There are various characterization methods to quantify the metallurgically important characteristics of a 2D/3D image, such as grain size, area/volume fraction, particle density, connectivity, branching points, periphery, fractal dimension, and preferential direction. In addition, persistent homology has recently been used to evaluate more complicated patterns [16]. This mathematical approach is very useful in quantifying morphology in many fields. However, these methods are mainly applied to binary images. Therefore, in this study, we analyzed the density distribution of brightness values (Figure 11). The density distribution of brightness values for the three images (original, model_64, and model_128 images) is considered to be a Gaussian distribution with one peak. The density distribution of the Model_128 SliceGAN image is similar to that of the original image, while that of the Model_64 SliceGAN image appears to be wider. To examine the brightness distribution more quantitatively, we obtained the mean value and standard deviation of brightness for the three images, and the results are presented in

Table 3. Brightness distribution analysis.

	Mean	Standard Deviation
Original image (YZ section)	0.5001	0.1521
Model_64 SliceGAN image (YZ section)	0.5045 ± 0.0067	0.1789 ± 0.047
Model_128 SliceGAN image (YZ section)	0.5007 ± 0.0082	0.1552 ± 0.067

. Both the mean value and standard deviation are quite similar between the original image and the Model_128 SliceGAN image. The mean and standard deviation of the brightness distribution of the Model_64 SliceGAN image are slightly larger than those of the original image. In the future, a more quantitative analysis of gray-scale 2D/3D images is desired.

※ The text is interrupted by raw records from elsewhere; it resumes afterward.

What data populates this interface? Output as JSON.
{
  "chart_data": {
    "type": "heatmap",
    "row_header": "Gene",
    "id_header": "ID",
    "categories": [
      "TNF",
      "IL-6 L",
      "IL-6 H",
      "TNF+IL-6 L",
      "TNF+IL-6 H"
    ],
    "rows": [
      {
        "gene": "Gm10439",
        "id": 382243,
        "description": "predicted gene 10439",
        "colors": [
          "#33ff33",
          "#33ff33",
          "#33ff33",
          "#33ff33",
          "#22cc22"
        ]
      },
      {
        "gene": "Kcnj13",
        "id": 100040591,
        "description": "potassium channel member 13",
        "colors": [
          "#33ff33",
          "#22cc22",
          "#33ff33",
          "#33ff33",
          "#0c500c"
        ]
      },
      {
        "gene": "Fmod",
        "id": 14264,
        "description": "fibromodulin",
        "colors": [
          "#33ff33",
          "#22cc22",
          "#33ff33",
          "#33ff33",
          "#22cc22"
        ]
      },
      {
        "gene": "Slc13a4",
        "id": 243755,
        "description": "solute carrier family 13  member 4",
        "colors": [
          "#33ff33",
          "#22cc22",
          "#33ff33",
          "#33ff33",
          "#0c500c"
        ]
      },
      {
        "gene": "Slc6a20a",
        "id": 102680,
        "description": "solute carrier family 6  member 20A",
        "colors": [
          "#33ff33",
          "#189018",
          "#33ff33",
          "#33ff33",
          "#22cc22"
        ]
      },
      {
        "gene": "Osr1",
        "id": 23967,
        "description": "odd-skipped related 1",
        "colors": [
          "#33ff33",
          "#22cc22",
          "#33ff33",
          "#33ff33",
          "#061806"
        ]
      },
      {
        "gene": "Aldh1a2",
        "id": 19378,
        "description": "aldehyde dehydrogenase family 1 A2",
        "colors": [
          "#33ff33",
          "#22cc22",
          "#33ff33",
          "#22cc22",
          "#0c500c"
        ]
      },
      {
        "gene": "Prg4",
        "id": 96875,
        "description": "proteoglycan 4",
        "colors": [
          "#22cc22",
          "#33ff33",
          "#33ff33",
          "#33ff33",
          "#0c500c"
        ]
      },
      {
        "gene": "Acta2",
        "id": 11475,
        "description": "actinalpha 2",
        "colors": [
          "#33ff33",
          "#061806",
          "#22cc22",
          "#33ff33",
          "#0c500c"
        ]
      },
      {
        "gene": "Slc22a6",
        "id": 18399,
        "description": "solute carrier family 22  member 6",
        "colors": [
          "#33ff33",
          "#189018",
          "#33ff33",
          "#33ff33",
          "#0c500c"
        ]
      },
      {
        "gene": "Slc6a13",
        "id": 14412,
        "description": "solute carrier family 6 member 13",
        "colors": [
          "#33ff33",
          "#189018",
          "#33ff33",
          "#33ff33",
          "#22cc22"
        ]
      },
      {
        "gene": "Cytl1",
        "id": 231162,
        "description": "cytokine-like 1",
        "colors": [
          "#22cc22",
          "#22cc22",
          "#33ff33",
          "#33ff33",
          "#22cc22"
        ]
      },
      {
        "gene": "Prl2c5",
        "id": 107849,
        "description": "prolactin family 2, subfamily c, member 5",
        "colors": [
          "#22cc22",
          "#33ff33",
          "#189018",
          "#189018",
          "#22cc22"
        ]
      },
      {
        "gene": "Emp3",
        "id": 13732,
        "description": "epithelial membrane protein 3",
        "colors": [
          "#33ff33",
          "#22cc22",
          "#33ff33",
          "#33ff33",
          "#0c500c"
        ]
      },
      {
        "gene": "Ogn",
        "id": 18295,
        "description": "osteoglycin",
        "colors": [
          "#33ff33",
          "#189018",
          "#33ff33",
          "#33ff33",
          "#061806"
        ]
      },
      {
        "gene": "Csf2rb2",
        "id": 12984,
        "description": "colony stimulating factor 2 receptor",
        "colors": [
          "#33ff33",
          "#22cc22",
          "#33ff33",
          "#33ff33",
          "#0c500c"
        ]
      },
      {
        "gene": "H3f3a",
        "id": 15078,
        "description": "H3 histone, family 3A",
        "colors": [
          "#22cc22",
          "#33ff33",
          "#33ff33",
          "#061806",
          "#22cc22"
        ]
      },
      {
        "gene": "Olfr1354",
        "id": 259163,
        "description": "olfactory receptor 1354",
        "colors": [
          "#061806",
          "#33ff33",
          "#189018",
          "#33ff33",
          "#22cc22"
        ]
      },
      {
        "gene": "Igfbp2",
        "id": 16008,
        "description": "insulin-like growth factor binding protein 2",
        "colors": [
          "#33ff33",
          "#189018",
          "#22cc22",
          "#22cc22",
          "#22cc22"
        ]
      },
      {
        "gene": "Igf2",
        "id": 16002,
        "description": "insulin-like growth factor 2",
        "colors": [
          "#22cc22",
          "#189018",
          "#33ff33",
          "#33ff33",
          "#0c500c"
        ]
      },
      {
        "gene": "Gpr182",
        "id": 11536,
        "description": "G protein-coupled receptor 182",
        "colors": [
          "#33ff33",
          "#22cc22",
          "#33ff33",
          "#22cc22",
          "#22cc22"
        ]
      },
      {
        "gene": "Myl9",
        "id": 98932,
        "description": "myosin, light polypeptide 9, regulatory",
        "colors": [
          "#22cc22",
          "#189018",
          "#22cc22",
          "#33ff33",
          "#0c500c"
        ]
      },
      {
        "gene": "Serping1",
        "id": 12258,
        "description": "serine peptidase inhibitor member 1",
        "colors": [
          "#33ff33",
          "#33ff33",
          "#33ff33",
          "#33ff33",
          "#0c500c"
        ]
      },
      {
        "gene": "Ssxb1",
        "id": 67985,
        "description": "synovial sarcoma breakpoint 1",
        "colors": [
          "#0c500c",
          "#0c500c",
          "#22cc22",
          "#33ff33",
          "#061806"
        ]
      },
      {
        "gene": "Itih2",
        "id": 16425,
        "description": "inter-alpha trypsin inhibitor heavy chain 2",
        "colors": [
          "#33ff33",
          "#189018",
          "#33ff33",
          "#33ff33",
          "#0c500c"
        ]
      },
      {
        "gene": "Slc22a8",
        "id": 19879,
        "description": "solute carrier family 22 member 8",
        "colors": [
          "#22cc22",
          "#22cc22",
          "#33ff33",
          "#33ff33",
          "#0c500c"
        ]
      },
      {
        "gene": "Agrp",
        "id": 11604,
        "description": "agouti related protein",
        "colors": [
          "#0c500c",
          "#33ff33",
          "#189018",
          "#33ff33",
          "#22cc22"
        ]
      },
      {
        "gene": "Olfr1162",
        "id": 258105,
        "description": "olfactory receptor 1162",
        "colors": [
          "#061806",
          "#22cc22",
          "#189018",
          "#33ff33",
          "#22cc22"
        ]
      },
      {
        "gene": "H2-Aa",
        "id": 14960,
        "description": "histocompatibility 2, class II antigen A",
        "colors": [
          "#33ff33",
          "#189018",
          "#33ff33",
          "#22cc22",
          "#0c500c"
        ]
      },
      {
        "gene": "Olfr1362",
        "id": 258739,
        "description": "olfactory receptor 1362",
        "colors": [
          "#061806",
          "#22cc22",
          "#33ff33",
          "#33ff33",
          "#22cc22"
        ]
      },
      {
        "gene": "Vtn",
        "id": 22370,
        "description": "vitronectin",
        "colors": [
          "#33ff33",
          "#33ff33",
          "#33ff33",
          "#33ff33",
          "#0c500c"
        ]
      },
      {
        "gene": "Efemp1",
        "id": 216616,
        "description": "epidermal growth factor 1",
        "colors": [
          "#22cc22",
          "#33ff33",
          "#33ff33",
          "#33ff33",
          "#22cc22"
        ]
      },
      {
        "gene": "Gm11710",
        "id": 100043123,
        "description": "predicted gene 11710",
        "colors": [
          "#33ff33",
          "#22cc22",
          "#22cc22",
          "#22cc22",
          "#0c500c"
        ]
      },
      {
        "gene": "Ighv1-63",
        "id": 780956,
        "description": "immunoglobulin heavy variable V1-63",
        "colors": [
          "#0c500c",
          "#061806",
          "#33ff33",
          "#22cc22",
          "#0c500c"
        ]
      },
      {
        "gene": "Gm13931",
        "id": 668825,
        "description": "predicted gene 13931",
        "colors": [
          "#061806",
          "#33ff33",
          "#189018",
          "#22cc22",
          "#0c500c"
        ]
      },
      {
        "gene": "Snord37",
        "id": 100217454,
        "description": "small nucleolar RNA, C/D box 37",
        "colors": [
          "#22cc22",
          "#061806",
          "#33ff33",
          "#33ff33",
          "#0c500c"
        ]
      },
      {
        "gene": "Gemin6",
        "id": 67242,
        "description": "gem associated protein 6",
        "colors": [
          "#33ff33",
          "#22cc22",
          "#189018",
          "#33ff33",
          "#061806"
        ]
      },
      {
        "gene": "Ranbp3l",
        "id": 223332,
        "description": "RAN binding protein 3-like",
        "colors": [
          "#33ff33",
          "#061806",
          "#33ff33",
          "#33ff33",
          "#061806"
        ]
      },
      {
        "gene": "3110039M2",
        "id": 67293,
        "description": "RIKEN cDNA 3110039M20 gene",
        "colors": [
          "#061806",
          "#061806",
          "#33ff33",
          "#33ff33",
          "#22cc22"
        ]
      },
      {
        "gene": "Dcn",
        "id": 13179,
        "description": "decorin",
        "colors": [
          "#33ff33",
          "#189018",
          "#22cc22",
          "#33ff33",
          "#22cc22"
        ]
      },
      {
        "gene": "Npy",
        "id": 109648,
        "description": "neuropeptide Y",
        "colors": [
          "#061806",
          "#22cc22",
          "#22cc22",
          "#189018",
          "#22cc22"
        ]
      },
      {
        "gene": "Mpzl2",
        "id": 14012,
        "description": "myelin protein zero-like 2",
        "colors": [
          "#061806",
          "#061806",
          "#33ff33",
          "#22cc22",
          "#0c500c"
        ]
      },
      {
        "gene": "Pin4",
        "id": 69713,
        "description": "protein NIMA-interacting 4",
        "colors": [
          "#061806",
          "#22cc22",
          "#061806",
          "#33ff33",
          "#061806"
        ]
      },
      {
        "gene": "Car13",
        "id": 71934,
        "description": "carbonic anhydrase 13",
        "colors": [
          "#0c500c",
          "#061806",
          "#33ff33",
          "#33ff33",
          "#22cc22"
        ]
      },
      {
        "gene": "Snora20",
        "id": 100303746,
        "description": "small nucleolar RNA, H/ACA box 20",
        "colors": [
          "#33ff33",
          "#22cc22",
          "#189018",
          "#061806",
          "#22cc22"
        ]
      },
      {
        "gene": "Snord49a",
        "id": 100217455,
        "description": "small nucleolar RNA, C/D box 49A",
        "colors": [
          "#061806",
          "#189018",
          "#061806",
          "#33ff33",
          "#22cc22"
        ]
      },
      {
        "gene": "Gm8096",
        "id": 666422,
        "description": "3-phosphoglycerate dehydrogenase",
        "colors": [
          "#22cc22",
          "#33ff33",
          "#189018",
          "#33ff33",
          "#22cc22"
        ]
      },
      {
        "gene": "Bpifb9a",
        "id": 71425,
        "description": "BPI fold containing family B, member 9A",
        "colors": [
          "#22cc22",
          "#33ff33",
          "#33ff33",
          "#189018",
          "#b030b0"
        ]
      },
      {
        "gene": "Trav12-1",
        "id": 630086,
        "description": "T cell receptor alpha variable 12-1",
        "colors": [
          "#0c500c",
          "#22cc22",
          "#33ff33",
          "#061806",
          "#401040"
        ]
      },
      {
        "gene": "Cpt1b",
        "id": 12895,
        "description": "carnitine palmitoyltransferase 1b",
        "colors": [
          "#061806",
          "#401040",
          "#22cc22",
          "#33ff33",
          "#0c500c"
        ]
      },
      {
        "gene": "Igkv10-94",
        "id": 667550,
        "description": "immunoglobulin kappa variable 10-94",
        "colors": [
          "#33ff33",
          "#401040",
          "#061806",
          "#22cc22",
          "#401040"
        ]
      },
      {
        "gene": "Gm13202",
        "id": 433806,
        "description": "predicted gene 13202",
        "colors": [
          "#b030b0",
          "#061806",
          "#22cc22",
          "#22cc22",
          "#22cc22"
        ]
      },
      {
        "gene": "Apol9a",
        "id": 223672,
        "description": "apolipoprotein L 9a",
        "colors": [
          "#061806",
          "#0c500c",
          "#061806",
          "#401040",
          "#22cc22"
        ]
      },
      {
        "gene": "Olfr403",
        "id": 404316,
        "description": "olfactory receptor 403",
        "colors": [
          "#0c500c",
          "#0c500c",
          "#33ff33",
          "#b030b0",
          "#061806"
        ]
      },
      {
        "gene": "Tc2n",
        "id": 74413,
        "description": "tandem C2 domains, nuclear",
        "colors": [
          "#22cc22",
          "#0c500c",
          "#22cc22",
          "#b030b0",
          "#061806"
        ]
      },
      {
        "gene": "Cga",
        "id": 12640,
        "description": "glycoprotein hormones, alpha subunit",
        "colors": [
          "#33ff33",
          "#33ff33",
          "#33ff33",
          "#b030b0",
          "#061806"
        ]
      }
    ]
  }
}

One of RGB values is a kind of grayscale brightness value. Therefore, a high-quality synthetic color 3D image generated by SliceGAN seems to be very attractive. Kench and Cooper [4] demonstrated that SliceGAN could generate a 3D image from 2D color images as well. However, the quality of the color 3D SliceGAN image seems to be not good compared with a binary image. To improve the quality of the color 3D SliceGAN image, “Big-volume SliceGAN” is likely useful. However, it requires much more GPU memory than 48 GB and it is beyond the scope of this study.

6. Conclusions

This study aims to enhance the quality of synthetic 3D microstructural images generated by SliceGAN for additive-manufactured TYPE 316L steel. The effectiveness of enlarging the input image for training SliceGAN has been discovered in improving image quality. In addition to input image size, a modified 3D generator and critic architecture have also been demonstrated. The use of ACF has proven to be an effective method for quantitatively evaluating the quality of a generated 3D image.